Student Life

Bold Gestures

Rick Maas

It was graduation night in Madison. I wasn’t graduating, but my friend Jenni was, and she was determined to mark her foray into adulthood with a bold gesture. So she dragged me and two other girlfriends to the old, rickety, white pier on Lake Mendota just off of Carroll Street.

We were going to go skinny-dipping.

That’s the night I first met Shawn. He and his friends happened to be out celebrating, too. It was the night before Shawn’s twenty-first birthday.

Within moments, we had struck one of those deals that only make sense when you’re young. Girls and guys jump into the lake. Guys climb back onto the pier and lift the girls out. We figured we’d do this crazy thing and never see each other again.

Except that we did.

Shawn and I bumped into each other numerous times that summer of 1996. On State Street, dancing to the guitar of “Jim,” the street performer who led sing-alongs for the post-bar crowd. At State Street Brats, where I worked the grill on Tuesdays and Thursdays.

After enough of these run-ins, Shawn said he wished we could see each other more often. I agreed, and we started dating. We went to the Chinese restaurant, China Moon, just off of the Capitol Square. To Ella’s Deli on State Street for dessert. To James Madison Park, where, on a picturesque Saturday afternoon, we watched a wedding party pour out of the chapel.

I remember thinking, “Could Shawn be the guy I’m going to end up with?”

But then I quickly dismissed the idea with, “Of course not. We’re just kids.”

Nonetheless, Shawn and I fell in love in downtown Madison the way I imagine thousands of UW students do every year. The campus and our time there was our common ground, our shared experience, the place where we both belonged, while belonging to each other.

Senior year flew by, and I graduated with plans to see the world. Shawn graduated, too, but he decided to go back to the UW to earn a teaching certificate, which would take another two years. We did our best to keep the relationship going, but after nearly four years of long-distance phone calls, bus tickets, and rented cars, Shawn and I broke up. And, but for a few birthday and Christmas cards at first, we lost touch completely.

Over the next seven years, I did what I said I wanted to do: moved around the country, got jobs at big newspapers, traveled.
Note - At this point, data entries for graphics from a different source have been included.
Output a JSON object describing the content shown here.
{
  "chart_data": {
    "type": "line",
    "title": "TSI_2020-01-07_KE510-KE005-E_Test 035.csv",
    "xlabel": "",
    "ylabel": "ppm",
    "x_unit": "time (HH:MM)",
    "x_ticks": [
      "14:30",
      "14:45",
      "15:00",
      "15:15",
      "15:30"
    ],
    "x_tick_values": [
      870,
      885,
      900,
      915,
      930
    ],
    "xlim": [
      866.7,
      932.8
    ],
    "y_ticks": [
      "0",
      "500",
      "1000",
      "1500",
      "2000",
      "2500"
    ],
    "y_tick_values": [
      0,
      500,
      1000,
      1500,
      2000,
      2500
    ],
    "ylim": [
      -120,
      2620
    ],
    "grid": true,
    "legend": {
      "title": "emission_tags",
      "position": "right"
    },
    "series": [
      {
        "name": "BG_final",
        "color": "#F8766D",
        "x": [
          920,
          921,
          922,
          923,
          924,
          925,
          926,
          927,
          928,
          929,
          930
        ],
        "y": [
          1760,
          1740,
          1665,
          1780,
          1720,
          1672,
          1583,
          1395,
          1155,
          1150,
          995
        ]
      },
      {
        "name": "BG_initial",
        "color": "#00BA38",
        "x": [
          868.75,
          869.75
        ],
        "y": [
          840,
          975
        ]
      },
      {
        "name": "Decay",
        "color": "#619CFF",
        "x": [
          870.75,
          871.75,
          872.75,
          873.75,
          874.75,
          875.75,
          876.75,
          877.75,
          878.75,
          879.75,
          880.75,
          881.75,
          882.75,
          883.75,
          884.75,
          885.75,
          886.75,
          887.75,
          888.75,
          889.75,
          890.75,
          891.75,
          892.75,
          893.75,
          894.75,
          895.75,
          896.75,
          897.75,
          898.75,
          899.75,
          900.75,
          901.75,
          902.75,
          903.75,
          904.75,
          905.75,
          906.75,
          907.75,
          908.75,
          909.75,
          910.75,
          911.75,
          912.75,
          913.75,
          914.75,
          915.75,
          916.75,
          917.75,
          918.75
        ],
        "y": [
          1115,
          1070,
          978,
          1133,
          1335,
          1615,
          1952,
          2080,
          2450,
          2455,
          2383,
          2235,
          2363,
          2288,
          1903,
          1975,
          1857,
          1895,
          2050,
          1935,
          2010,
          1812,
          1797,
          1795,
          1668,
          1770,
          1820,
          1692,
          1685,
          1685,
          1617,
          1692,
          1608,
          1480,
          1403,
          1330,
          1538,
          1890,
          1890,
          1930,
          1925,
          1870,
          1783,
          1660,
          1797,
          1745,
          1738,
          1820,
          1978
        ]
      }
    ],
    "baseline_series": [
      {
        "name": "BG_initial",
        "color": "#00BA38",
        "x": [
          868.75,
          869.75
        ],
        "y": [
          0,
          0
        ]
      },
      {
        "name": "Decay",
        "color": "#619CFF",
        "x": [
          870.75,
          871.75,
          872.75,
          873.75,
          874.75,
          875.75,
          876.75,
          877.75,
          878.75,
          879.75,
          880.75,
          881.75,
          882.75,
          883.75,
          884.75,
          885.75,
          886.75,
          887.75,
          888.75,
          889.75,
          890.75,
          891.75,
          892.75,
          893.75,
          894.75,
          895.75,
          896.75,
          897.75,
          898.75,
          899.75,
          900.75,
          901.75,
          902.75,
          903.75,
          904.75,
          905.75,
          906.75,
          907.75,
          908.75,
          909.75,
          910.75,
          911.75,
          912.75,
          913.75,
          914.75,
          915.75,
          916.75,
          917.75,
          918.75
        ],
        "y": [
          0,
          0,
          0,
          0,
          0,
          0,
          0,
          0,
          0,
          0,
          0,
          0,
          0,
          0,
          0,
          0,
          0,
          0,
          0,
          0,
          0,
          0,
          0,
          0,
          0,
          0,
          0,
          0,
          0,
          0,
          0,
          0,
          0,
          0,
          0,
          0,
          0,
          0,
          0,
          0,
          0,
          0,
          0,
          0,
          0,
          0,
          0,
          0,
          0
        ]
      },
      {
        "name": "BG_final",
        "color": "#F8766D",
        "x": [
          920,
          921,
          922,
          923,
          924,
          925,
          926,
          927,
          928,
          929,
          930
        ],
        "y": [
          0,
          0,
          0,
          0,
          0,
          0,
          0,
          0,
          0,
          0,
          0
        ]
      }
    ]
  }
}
But to my surprise, the journey taught me that I was happiest in the Midwest. I settled back at the Milwaukee Journal Sentinel, writing a column and a blog.

Over the next seven years, Shawn did what he said he wanted to do: stayed in Wisconsin, got jobs teaching social studies and coaching football, traveled. But to his surprise, his journey taught him that he was ready for a bigger city. He moved to Chicago, where he taught high school for four years, got his master’s degree in political science, then became the resident scholar at a downtown museum.

It was from his desk at the museum that, early in spring 2007, Shawn reached out to me in an e-mail. We agreed to meet for coffee in downtown Chicago. When I got out of the cab and saw him waiting for me on a bench, I thought my heart was going to pump blood out of my ears. I recognized everything — his tall, lean build; the nod of his head; his voice, which I’d listened to on the phone for years.

But then there were things that I didn’t know at all. Where were you during the 9/11 attacks? How did you end up living and working on the Magnificent Mile? So, you drink lattes now?

Two hours that afternoon was not nearly long enough.

We started dating again. We went to sushi restaurants just off of Chicago’s Restaurant Row. To the Milwaukee Public Market. Through Central Park in New York City, and then the top of the Empire State Building — where he proposed.

This August, we’ll be married in the Chicago suburbs where I grew up, and many of our guests will be friends from the University of Wisconsin.

Shawn is pushing for a Camp Randall-shaped wedding cake.

I suppose we will need to mark our foray into adulthood with a bold gesture …

Vikki Ortiz is a reporter and columnist for the Chicago Tribune. Her fiancé, Shawn Healy ’97, is the managing director of the McCormick Freedom Museum.